I’m a Southeast Asian girl that have been battling skin problems for the past three years. I’ve inherited my mom’s skin genes, which means that I’ve inherited her oily skin and large pores, a very common skin type of Southeast Asian people.
Although I’m aware of the fact that having oily skin can be beneficial since having skin that produces more oil means that the skin is easily hydrated. Easily hydrated skin also leads to a slower rate of wrinkle production, hence my skin will probably extend its youthfulness. My grandmother is in her 60’s and a lot of people have told her how they couldn’t believe that she’s actually in her 60’s because of the appearance of her skin; glowing, with only a few wrinkles. I’ve always hoped that when I’m older, my skin will look as young and healthy as hers and my mom’s, whose skin is also still very youthful-like. Though, too much of a good thing can also be bad, at least for me. My skin is SUPER oily.
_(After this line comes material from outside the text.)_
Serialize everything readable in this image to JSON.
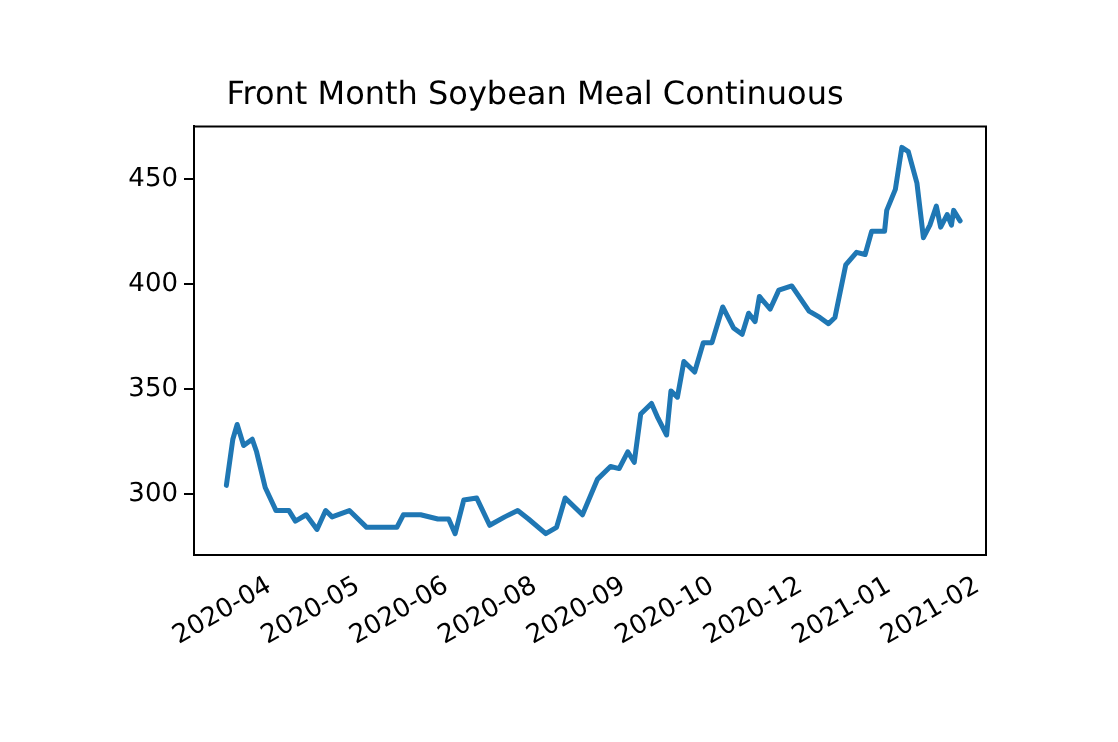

My skin has affected my mental health. I used to be teased and bullied for having the shiniest, oiliest skin ever. The fact that I can’t control the production of oil in oil glands and people around me constantly made fun of me for it, it got me sad because I can’t change my skin type. Before middle school, my skin was smooth, blemish-free and also scar-free. Oh, how wonderful would it be if I could turn back time? The only thing about my grade-elementary skin was that small pimples (without any pus) would appear occasionally on my forehead. The other parts of my face would still be completely acne-free.
But as time moved on, after visiting the dermatologist several times even after the realization that it was one of the main reasons my face is now ‘’not too great’’ anymore, I have developed depression. Although I know that the condition of my face is not ‘severely bad’, I get upset on a daily basis. One of the reasons is because I have to get up very early in the morning at about 4 am for the sake of my skin, to make it look cleaner and blemish-free using my oil control, sunscreens and light coverage.
It would take me about twenty to thirty minutes to do so, and I would have to sacrifice my sleep just so that my face would look as blemish-free as possible in school. It really sucks to have to be in a school with most of your thoughts being; “I can’t wait until I get home, wash my face, put on my night cream and not have to worry about people looking at my blemished face’’. I don’t want to. I don’t want to have to worry like this for the rest of my life. I want to wake up in the morning not having to put any coverage on my face, feel fresh and just go to school and focus on my studies.